Каждый день возникали новые трудности и языковые задачи. Неологизмы здесь не годились, но языку устаревшему, обветшалому, первобытному надо было возвратить его первоначальную свежесть…
Осень рдела в парке, за окном. Жуковский часами стоял у бюро, и безглазый Гомер взирал на него со шкафа.
…росло тамМного дерев плодоносных, ветвистых, широковершинных…Широковершинных…
Тревожно скрипнул гравии на дорожке. Сюда спешил кто-то, грузный, уже страдающий одышкой. Жуковский отвернулся к окну, успел увидеть Рейтерна, подумать: что-то стряслось! Поспешил ему навстречу, от двери еще крикнув:
— Что?
— Ничего! — сказал Однорукий, с трудом справляясь с дыханием. — Ничего такого! Начинается… Акушерка уже там. За врачом послано. Обойдется. Не впервые…
Жуковский тяжело ходил по кабинету. Ну да, у него, у Рейтерна, не впервые, но тут… А что, если с Елизаветой случится что-нибудь…
Он вспомнил: она там страдала от боли, а он здесь, в своем кабинете, наслаждался — ну да, радовался жизни, спрятавшись за своего Гомера, за его многовиденье, за тридцать веков, в течение которых такие вот, как он и Елизавета, как его еще не рожденный ребенок, рождались, болели, страдали, возвращались в землю…

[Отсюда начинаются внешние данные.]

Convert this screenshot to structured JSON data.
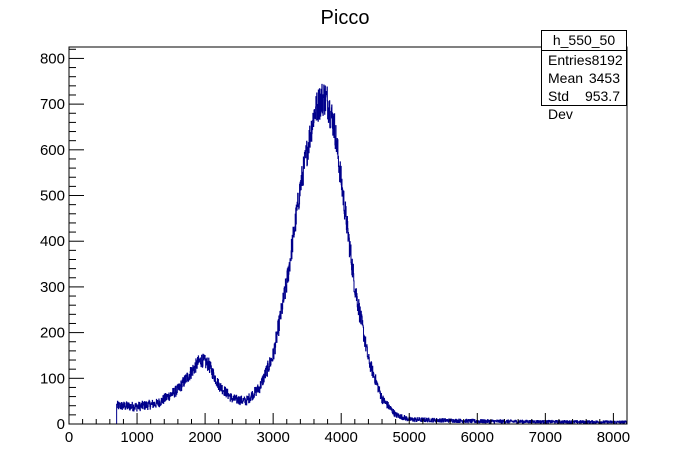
{
  "chart_data": {
    "type": "histogram",
    "title": "Picco",
    "xlabel": "",
    "ylabel": "",
    "xlim": [
      0,
      8200
    ],
    "ylim": [
      0,
      825
    ],
    "x_ticks": [
      0,
      1000,
      2000,
      3000,
      4000,
      5000,
      6000,
      7000,
      8000
    ],
    "y_ticks": [
      0,
      100,
      200,
      300,
      400,
      500,
      600,
      700,
      800
    ],
    "x_tick_labels": [
      "0",
      "1000",
      "2000",
      "3000",
      "4000",
      "5000",
      "6000",
      "7000",
      "8000"
    ],
    "y_tick_labels": [
      "0",
      "100",
      "200",
      "300",
      "400",
      "500",
      "600",
      "700",
      "800"
    ],
    "series_color": "#00008b",
    "profile": {
      "x": [
        700,
        1000,
        1300,
        1600,
        1800,
        1900,
        1950,
        2050,
        2200,
        2400,
        2600,
        2800,
        3000,
        3200,
        3400,
        3600,
        3700,
        3750,
        3800,
        3900,
        4000,
        4200,
        4400,
        4600,
        4800,
        5000,
        5500,
        6000,
        7000,
        8200
      ],
      "y": [
        40,
        38,
        45,
        75,
        115,
        135,
        140,
        130,
        85,
        55,
        50,
        80,
        150,
        310,
        520,
        680,
        710,
        715,
        705,
        650,
        530,
        300,
        140,
        55,
        20,
        10,
        8,
        6,
        5,
        4
      ],
      "noise": [
        10,
        10,
        10,
        12,
        15,
        15,
        15,
        15,
        12,
        10,
        10,
        12,
        18,
        25,
        30,
        35,
        40,
        40,
        40,
        35,
        30,
        25,
        15,
        10,
        6,
        5,
        4,
        4,
        3,
        3
      ]
    },
    "stats": {
      "name": "h_550_50",
      "rows": [
        {
          "label": "Entries",
          "value": "8192"
        },
        {
          "label": "Mean",
          "value": "3453"
        },
        {
          "label": "Std Dev",
          "value": "953.7"
        }
      ]
    }
  }
}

А сейчас это случилось у них, краткодневных, и не спрячешься никуда от страха, от сострадания и боли — ни за бывалость Рейтерна, ни за тридцать веков Гомера, ни за что — словно они первые живут на земле…
— Может, перенести ее в нашу спальную? — спросил Жуковский, беспомощно глядя на Рейтерна.
— Уже перешла сама. Пойду узнаю. А вы ждите, я тотчас приду к вам…
Жуковский остался один, сидел, прислушиваясь к далеким шорохам в доме, со внезапно обострившейся чувствительностью ко всякому звуку. Хотел почитать книгу, протянул уже руку — и тут вдруг услышал далекий — на другом конце дома, — но такой пронзительный, такой отчаянный крик Елизаветы. Хотел броситься бежать, ноги не держали, сел. Вслушивался. Жаждал услышать этот крик снова и боялся услышать. Думал о ней, такой юной и беззащитной. Всю жизнь он искал любви только жертвенной, хотел жертвовать собой и вот — на склоне лет — нашел себе жертву. Собственные недавние терзания были им позабыты. Сейчас оставалась только ее боль, такая реальная и нестерпимая, до пронзительного крика, — где ей выдержать, тоненькой, слабой…
Вернулся Рейтерн, сел рядом, не говоря ни слова, — старый друг, соединенный сейчас с ним одной любовью и одним страхом — точно оба они сейчас были отцами девочке Елизавете, разрываемой неотложным страданием женского долга.
Снова ушел Рейтерн, и время потянулось медленней, нестерпимее. Еще трудней было ночью, когда добряк Рейтерн задремал в кресле, когда перевалило за полночь и голос Елизаветы охрип от надрывного крика и с трудом долетал через ночное пространство. Жуковский, ссутулившись в кресле, кусал кисть своей руки при каждом ее крике.
Потом вдруг сама тишина изменилась как будто, и у него больше не было силы терпеть. Он спустился вниз и долго стоял перед дверью комнаты, смежной со спальной, не решаясь войти и обресть устрашающую определенность взамен мучительной неизвестности.
Дверь отворилась сама: фрау Рейтерн улыбнулась ему вдохновенно с порога — это был ее день, день, когда старшая дочь ее исполнила женский долг.